Jasmin memutar bola matanya dengan jengah demi menutupi kecewa yang sempat melintas di kedua matanya. Argumennya dengan mudah dipatahkan oleh Al Biru, meski dengan jawaban yang setengah bercanda, jelas itu adalah keseriusan.

Al Biru terbahak.

"Kau yakin dia mau menikah denganmu karena tak memiliki tujuan tertentu? Kudengar perusahaan papanya akan bangkrut, ditambah pemberitaan tentang kedua orang tuanya. Semua itu akan memberikan dampak yang buruk untuk namamu, Al."
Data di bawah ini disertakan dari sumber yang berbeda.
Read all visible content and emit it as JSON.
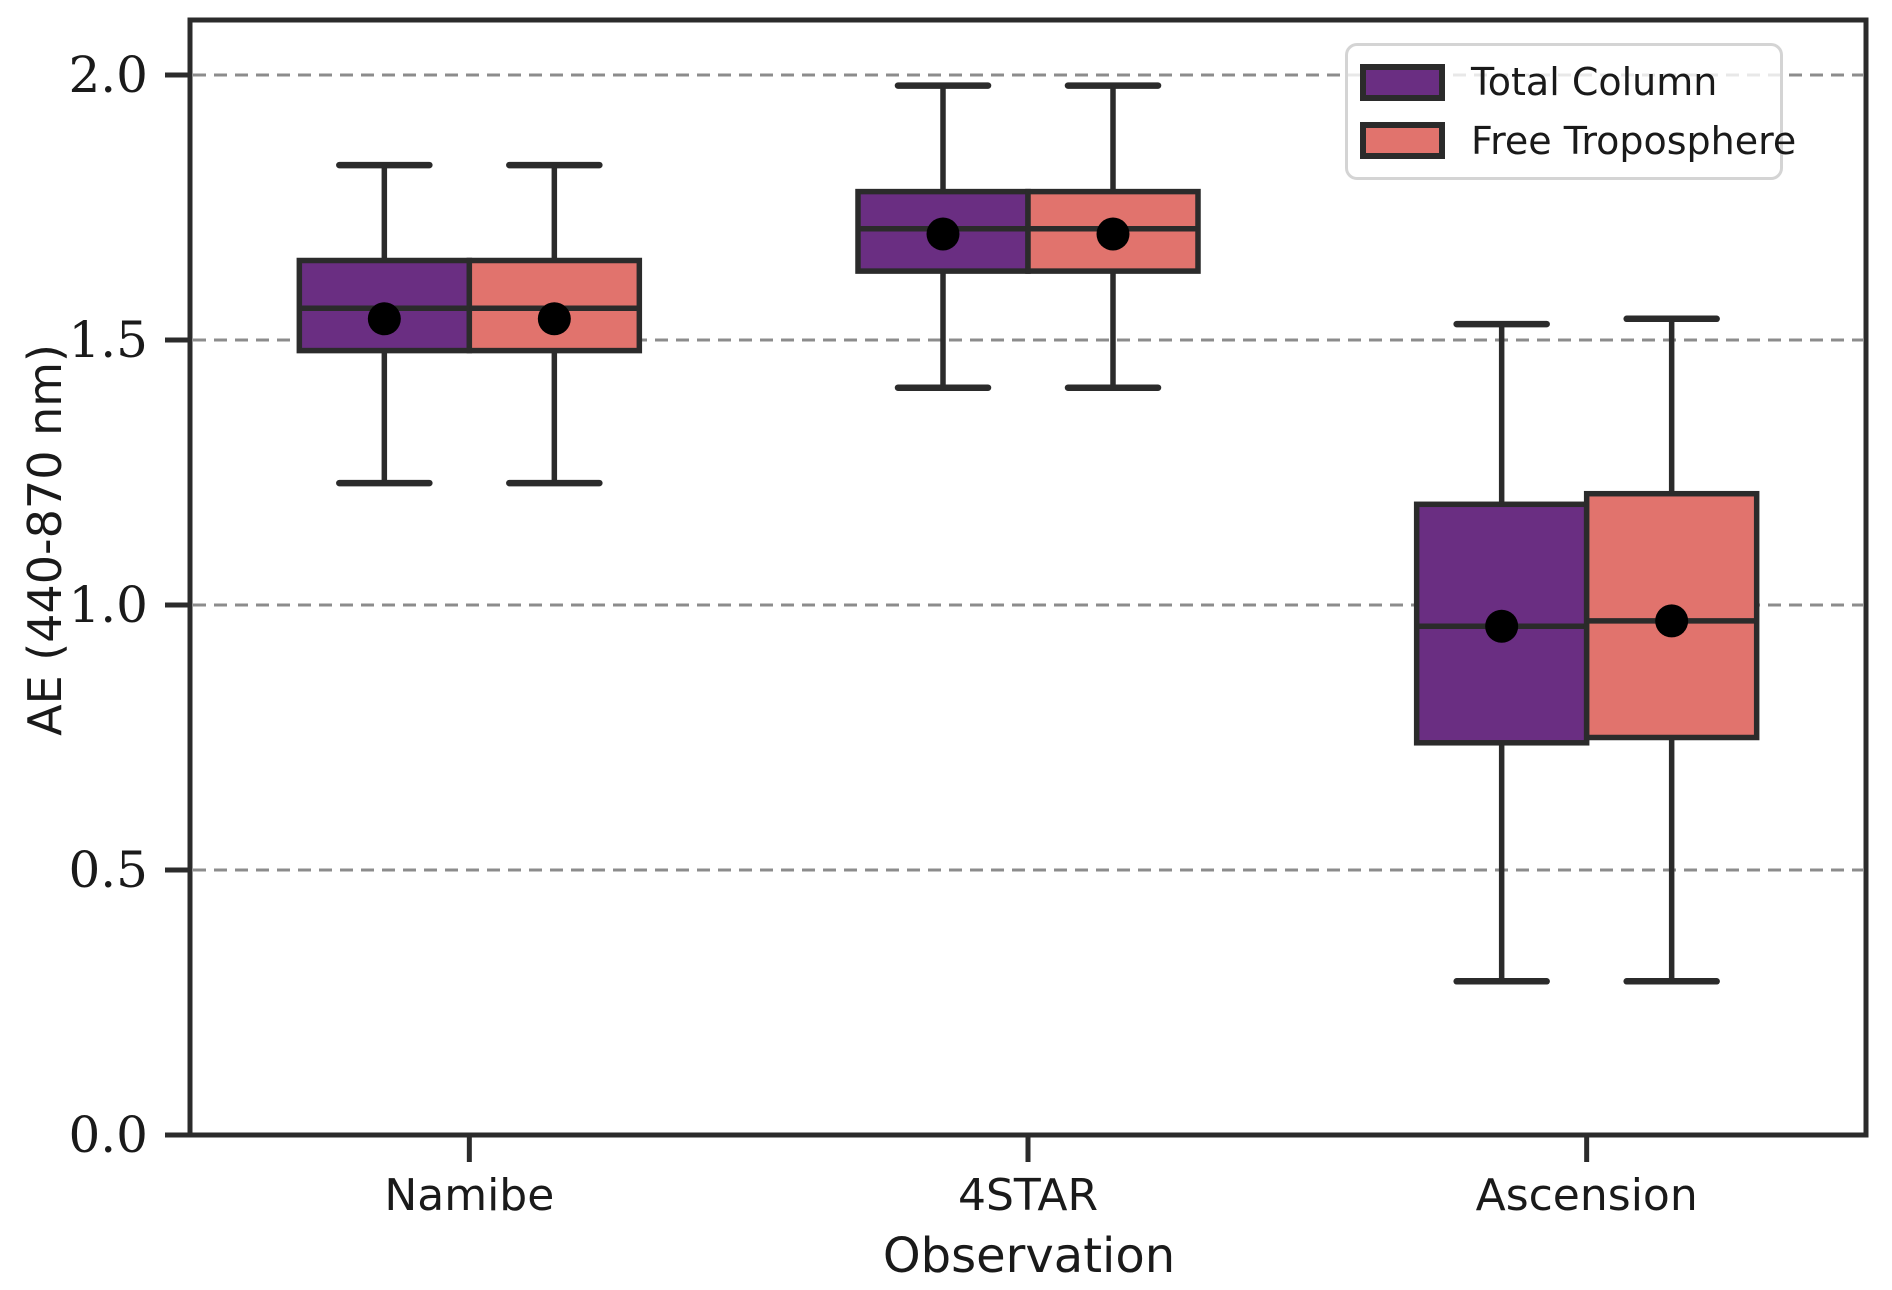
{
  "chart_data": {
    "type": "boxplot",
    "title": "",
    "xlabel": "Observation",
    "ylabel": "AE (440-870 nm)",
    "categories": [
      "Namibe",
      "4STAR",
      "Ascension"
    ],
    "yticks": [
      0.0,
      0.5,
      1.0,
      1.5,
      2.0
    ],
    "ylim": [
      0,
      2.11
    ],
    "grid": "horizontal dashed at yticks above 0",
    "legend_position": "upper right",
    "edge_color": "#2b2b2b",
    "grid_color": "#8c8c8c",
    "mean_marker_color": "#000000",
    "series": [
      {
        "name": "Total Column",
        "color": "#6a2e82",
        "boxes": [
          {
            "category": "Namibe",
            "whisker_low": 1.23,
            "q1": 1.48,
            "median": 1.56,
            "q3": 1.65,
            "whisker_high": 1.83,
            "mean": 1.54
          },
          {
            "category": "4STAR",
            "whisker_low": 1.41,
            "q1": 1.63,
            "median": 1.71,
            "q3": 1.78,
            "whisker_high": 1.98,
            "mean": 1.7
          },
          {
            "category": "Ascension",
            "whisker_low": 0.29,
            "q1": 0.74,
            "median": 0.96,
            "q3": 1.19,
            "whisker_high": 1.53,
            "mean": 0.96
          }
        ]
      },
      {
        "name": "Free Troposphere",
        "color": "#e1736d",
        "boxes": [
          {
            "category": "Namibe",
            "whisker_low": 1.23,
            "q1": 1.48,
            "median": 1.56,
            "q3": 1.65,
            "whisker_high": 1.83,
            "mean": 1.54
          },
          {
            "category": "4STAR",
            "whisker_low": 1.41,
            "q1": 1.63,
            "median": 1.71,
            "q3": 1.78,
            "whisker_high": 1.98,
            "mean": 1.7
          },
          {
            "category": "Ascension",
            "whisker_low": 0.29,
            "q1": 0.75,
            "median": 0.97,
            "q3": 1.21,
            "whisker_high": 1.54,
            "mean": 0.97
          }
        ]
      }
    ]
  }
}
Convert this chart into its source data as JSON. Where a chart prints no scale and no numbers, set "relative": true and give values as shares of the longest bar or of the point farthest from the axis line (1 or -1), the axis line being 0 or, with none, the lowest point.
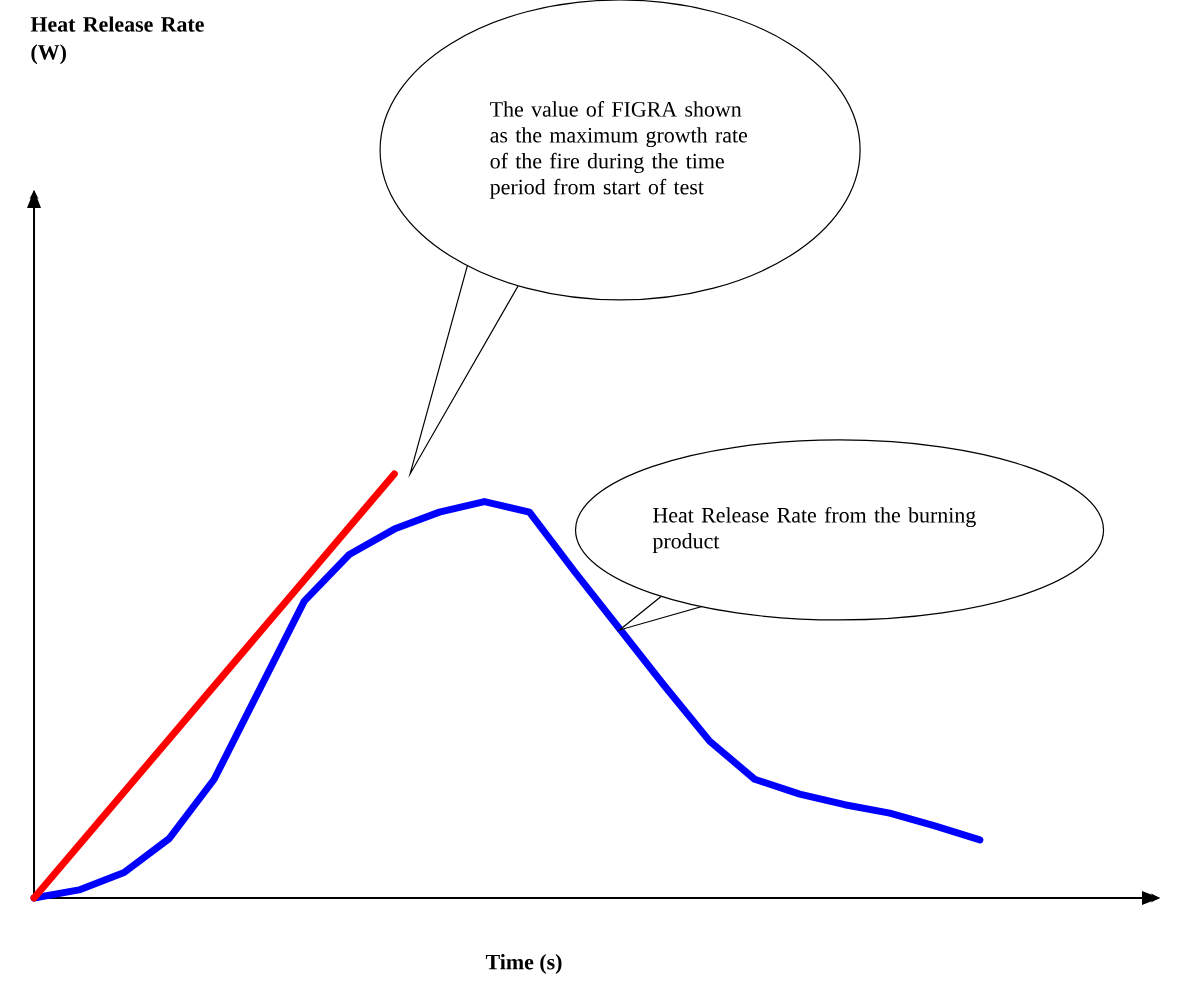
{
  "chart_data": {
    "type": "line",
    "relative": true,
    "xlabel": "Time (s)",
    "categories": [
      null,
      null,
      null,
      null,
      null,
      null,
      null,
      null,
      null,
      null,
      null,
      null,
      null,
      null,
      null,
      null,
      null,
      null,
      null,
      null,
      null,
      null
    ],
    "series": [
      {
        "color": "#0000ff",
        "values": [
          0,
          0.019,
          0.06,
          0.14,
          0.28,
          0.49,
          0.7,
          0.81,
          0.87,
          0.91,
          0.935,
          0.91,
          0.77,
          0.635,
          0.5,
          0.37,
          0.28,
          0.245,
          0.22,
          0.2,
          0.17,
          0.137
        ]
      },
      {
        "color": "#ff0000",
        "values": [
          0,
          0.125,
          0.25,
          0.375,
          0.5,
          0.625,
          0.75,
          0.875,
          1,
          null,
          null,
          null,
          null,
          null,
          null,
          null,
          null,
          null,
          null,
          null,
          null,
          null
        ]
      }
    ],
    "annotations": [
      "Heat Release Rate (W)",
      "The value of FIGRA shown as the maximum growth rate of the fire during the time period from start of test",
      "Heat Release Rate from the burning product"
    ]
  }
}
Desahan napas Al Biru mulai memberat. Ya, ia sudah memikirkan semua resiko tersebut. Tetapi semua itu tak menghentikan niatnya untuk memiliki Bia. Membayangkan Bia akan menjadi milik pria lain saja sudah membuat emosi di dadanya semakin memekat. "Ya, mungkin. Tapi ..." senyum mengembang di bibir Al Biru. "Bukankah aku juga memiliki tujuan dengan pernikahan ini."